Lifetime Withdrawal Factors for IRA Accounts

Individual retirement accounts, or IRAs, are tax shelters designed to help you save money for retirement. They do this by deferring income taxes on the investment earnings inside the account. Some IRAs defer taxes on contribution amounts, while others eliminate tax on distributions during retirement. Regardless, you'll need to know the various withdrawal factors for IRAs so that you do not run out of money during your retirement.

  1. IRS Lifetime Withdrawal

    • The IRS publishes mortality tables that may be used to determine how much you can safely withdraw in any given year from your IRA account (see Resources). These tables represent average life expectancies and may be used to determine the average withdrawal for your age. Because you cannot predict your exact date of death, the lifetime withdrawal factor published by the IRS should be used as a guide, but you must realize that you may still run out of money if you live beyond your life expectancy.

      When you reach age 70 1/2, you will need to comply with table III in the appendix of publication 590 for required minimum distributions from your traditional IRA. Roth IRAs are not subject to required distributions.

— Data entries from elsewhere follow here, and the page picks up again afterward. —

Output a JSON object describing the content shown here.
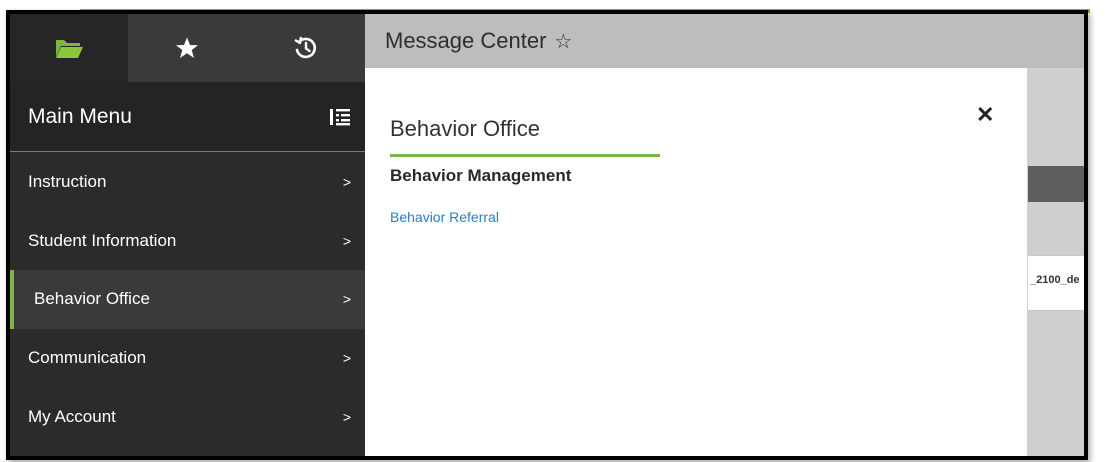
{
  "header": {
    "title": "Message Center",
    "favorite_icon": "star-outline-icon"
  },
  "tabs": [
    {
      "icon": "folder-open-icon",
      "active": true
    },
    {
      "icon": "star-icon",
      "active": false
    },
    {
      "icon": "history-icon",
      "active": false
    }
  ],
  "sidebar": {
    "title": "Main Menu",
    "toggle_icon": "list-toggle-icon",
    "items": [
      {
        "label": "Instruction",
        "active": false
      },
      {
        "label": "Student Information",
        "active": false
      },
      {
        "label": "Behavior Office",
        "active": true
      },
      {
        "label": "Communication",
        "active": false
      },
      {
        "label": "My Account",
        "active": false
      }
    ]
  },
  "panel": {
    "title": "Behavior Office",
    "close_label": "✕",
    "section_title": "Behavior Management",
    "links": [
      "Behavior Referral"
    ]
  },
  "background": {
    "cell_text": "_2100_de"
  },
  "colors": {
    "accent": "#7ab648",
    "sidebar_bg": "#2b2b2b",
    "link": "#2a7fc1"
  }
}
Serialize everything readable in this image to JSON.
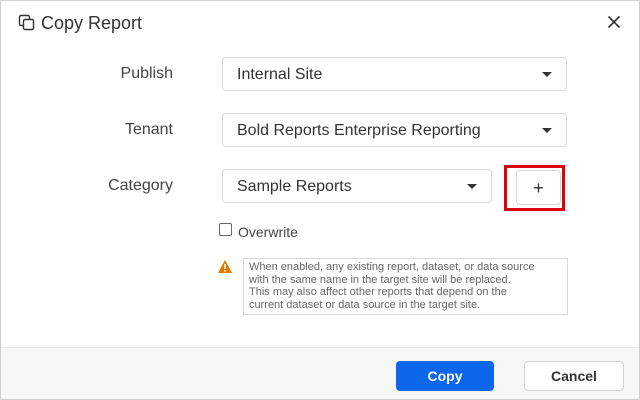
{
  "dialog": {
    "title": "Copy Report",
    "icon": "copy-icon",
    "close_icon": "close-icon"
  },
  "form": {
    "publish": {
      "label": "Publish",
      "value": "Internal Site"
    },
    "tenant": {
      "label": "Tenant",
      "value": "Bold Reports Enterprise Reporting"
    },
    "category": {
      "label": "Category",
      "value": "Sample Reports",
      "add_label": "+"
    },
    "overwrite": {
      "label": "Overwrite",
      "checked": false
    },
    "warning": {
      "icon": "warning-icon",
      "color": "#e07b00",
      "line1": "When enabled, any existing report, dataset, or data source",
      "line2": "with the same name in the target site will be replaced.",
      "line3": "This may also affect other reports that depend on the",
      "line4": "current dataset or data source in the target site."
    }
  },
  "footer": {
    "copy_label": "Copy",
    "cancel_label": "Cancel",
    "primary_color": "#0b66ea"
  },
  "highlight_color": "#e0000f"
}
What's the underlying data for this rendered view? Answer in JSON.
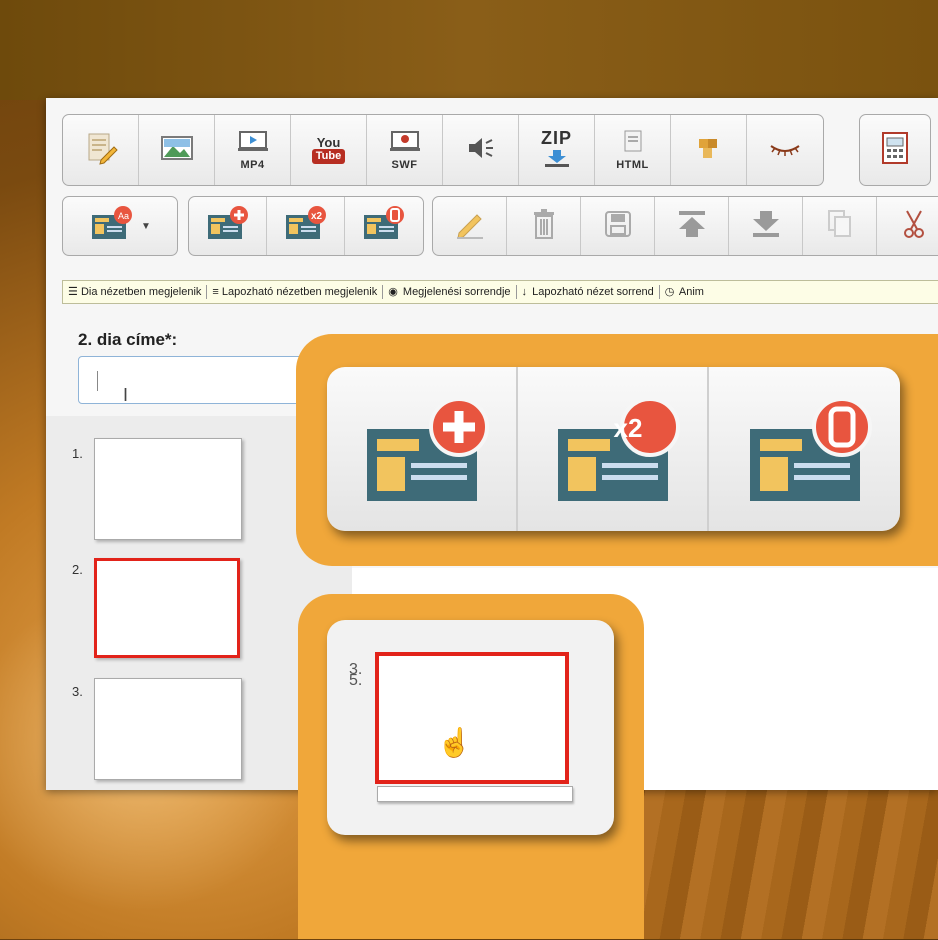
{
  "toolbar_media": {
    "mp4_label": "MP4",
    "youtube_you": "You",
    "youtube_tube": "Tube",
    "swf_label": "SWF",
    "zip_label": "ZIP",
    "html_label": "HTML"
  },
  "legend": {
    "items": [
      "Dia nézetben megjelenik",
      "Lapozható nézetben megjelenik",
      "Megjelenési sorrendje",
      "Lapozható nézet sorrend",
      "Anim"
    ]
  },
  "title_field": {
    "label": "2. dia címe*:",
    "value": ""
  },
  "slides": [
    {
      "num": "1.",
      "selected": false
    },
    {
      "num": "2.",
      "selected": true
    },
    {
      "num": "3.",
      "selected": false
    }
  ],
  "zoom_callout": {
    "drag_num_a": "3.",
    "drag_num_b": "5.",
    "badge_duplicate": "x2"
  },
  "colors": {
    "accent_orange": "#f0a73a",
    "selected_border": "#e2231a",
    "slide_icon_teal": "#3e6b78",
    "slide_icon_yellow": "#f2c45e",
    "badge_red": "#e8553f"
  }
}
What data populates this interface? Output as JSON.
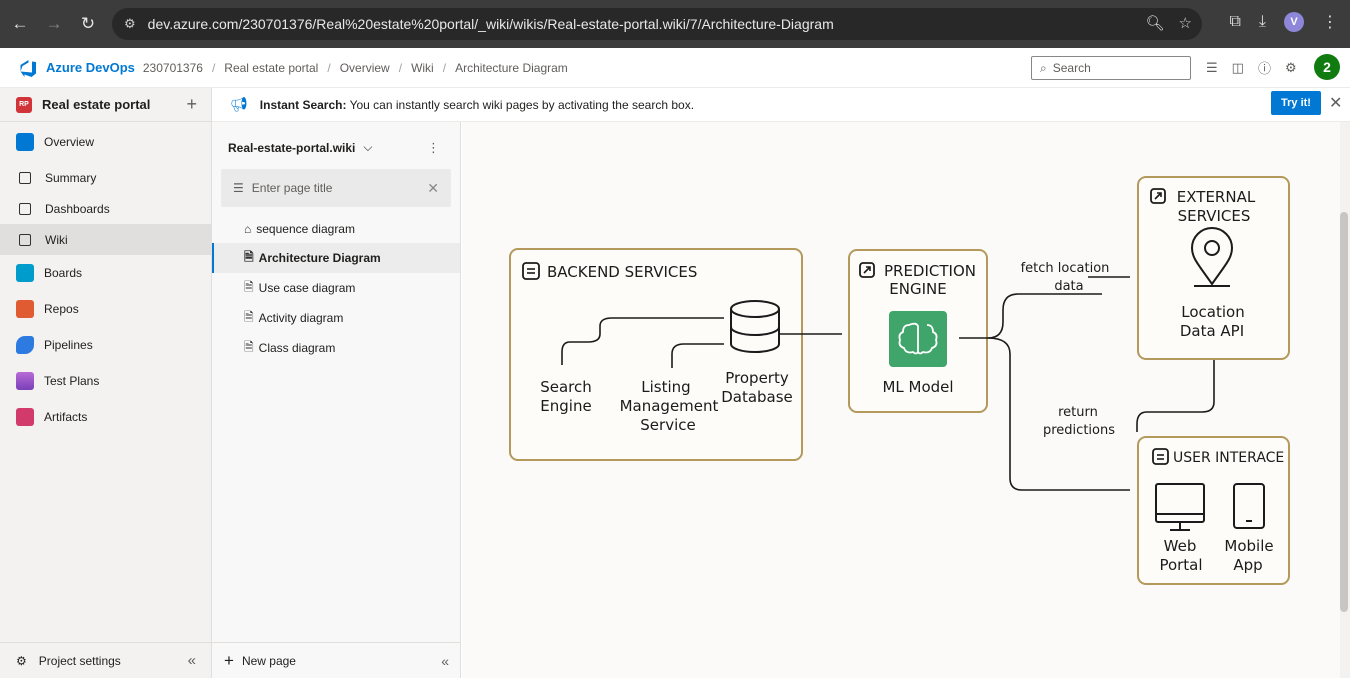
{
  "browser": {
    "url": "dev.azure.com/230701376/Real%20estate%20portal/_wiki/wikis/Real-estate-portal.wiki/7/Architecture-Diagram",
    "profile_initial": "V"
  },
  "header": {
    "brand": "Azure DevOps",
    "breadcrumbs": [
      "230701376",
      "Real estate portal",
      "Overview",
      "Wiki",
      "Architecture Diagram"
    ],
    "search_placeholder": "Search",
    "avatar_badge": "2"
  },
  "sidebar": {
    "project_badge": "RP",
    "project_name": "Real estate portal",
    "items": [
      {
        "label": "Overview"
      },
      {
        "label": "Summary"
      },
      {
        "label": "Dashboards"
      },
      {
        "label": "Wiki"
      },
      {
        "label": "Boards"
      },
      {
        "label": "Repos"
      },
      {
        "label": "Pipelines"
      },
      {
        "label": "Test Plans"
      },
      {
        "label": "Artifacts"
      }
    ],
    "project_settings": "Project settings"
  },
  "banner": {
    "title": "Instant Search:",
    "text": " You can instantly search wiki pages by activating the search box.",
    "try_label": "Try it!"
  },
  "wiki": {
    "name": "Real-estate-portal.wiki",
    "filter_placeholder": "Enter page title",
    "pages": [
      "sequence diagram",
      "Architecture Diagram",
      "Use case diagram",
      "Activity diagram",
      "Class diagram"
    ],
    "new_page": "New page"
  },
  "diagram": {
    "backend": {
      "title": "BACKEND SERVICES",
      "search_line1": "Search",
      "search_line2": "Engine",
      "listing_line1": "Listing",
      "listing_line2": "Management",
      "listing_line3": "Service",
      "db_line1": "Property",
      "db_line2": "Database"
    },
    "prediction": {
      "title_line1": "PREDICTION",
      "title_line2": "ENGINE",
      "model": "ML Model"
    },
    "external": {
      "title_line1": "EXTERNAL",
      "title_line2": "SERVICES",
      "api_line1": "Location",
      "api_line2": "Data API"
    },
    "user": {
      "title": "USER INTERACE",
      "web_line1": "Web",
      "web_line2": "Portal",
      "mobile_line1": "Mobile",
      "mobile_line2": "App"
    },
    "arrows": {
      "fetch_line1": "fetch location",
      "fetch_line2": "data",
      "return_line1": "return",
      "return_line2": "predictions"
    },
    "colors": {
      "box_border": "#b39a5c",
      "ml_green": "#3fa56b"
    }
  }
}
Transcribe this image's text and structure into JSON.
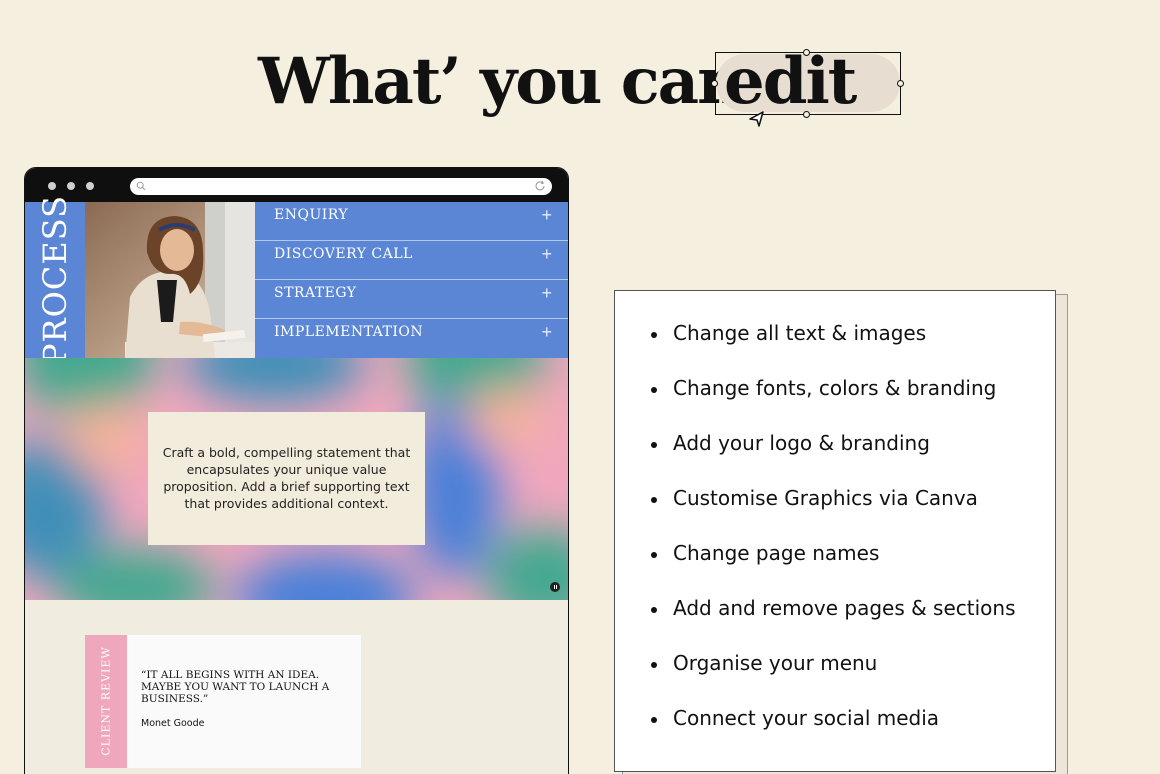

    Dividend Discount Model

    • The dividend discount model is a withdrawal method that uses interest from your investment as income. Because of this, the dividend discount model does not require that you deplete the principal of your investment so your income will never end (as long as you are generating investment income from your investments in the IRA). You must use appendix III of publication 590 after you reach age 70 1/2, however, so this model may not be appropriate if you own a traditional IRA. Roth IRAs may take advantage of this withdrawal factor, since there are no required minimum distributions from a Roth account.

    Annuity Withdrawal Factor

    • Annuities are insurance products designed and sold by life insurance companies. Annuities spread out the risk of running out of money across many policyholders. This means that, instead of using the lifetime withdrawal factor from the IRS, you allow the insurance company to calculate your income for you. The insurer will guarantee that you will receive income for the rest of your life or for a set period of time. You get to choose the length of time you receive income.

    Periodic Withdrawals

    • Periodic withdrawals may be made over your lifetime. This withdrawal factor is highly variable because it is necessarily supplemental. Periodic withdrawals allow you to take money from your IRA as you need it. Your savings may or may not last your entire life, and it all depends on how much interest your IRA is earning plus the total amount of retirement savings you have versus how much you are withdrawing annually.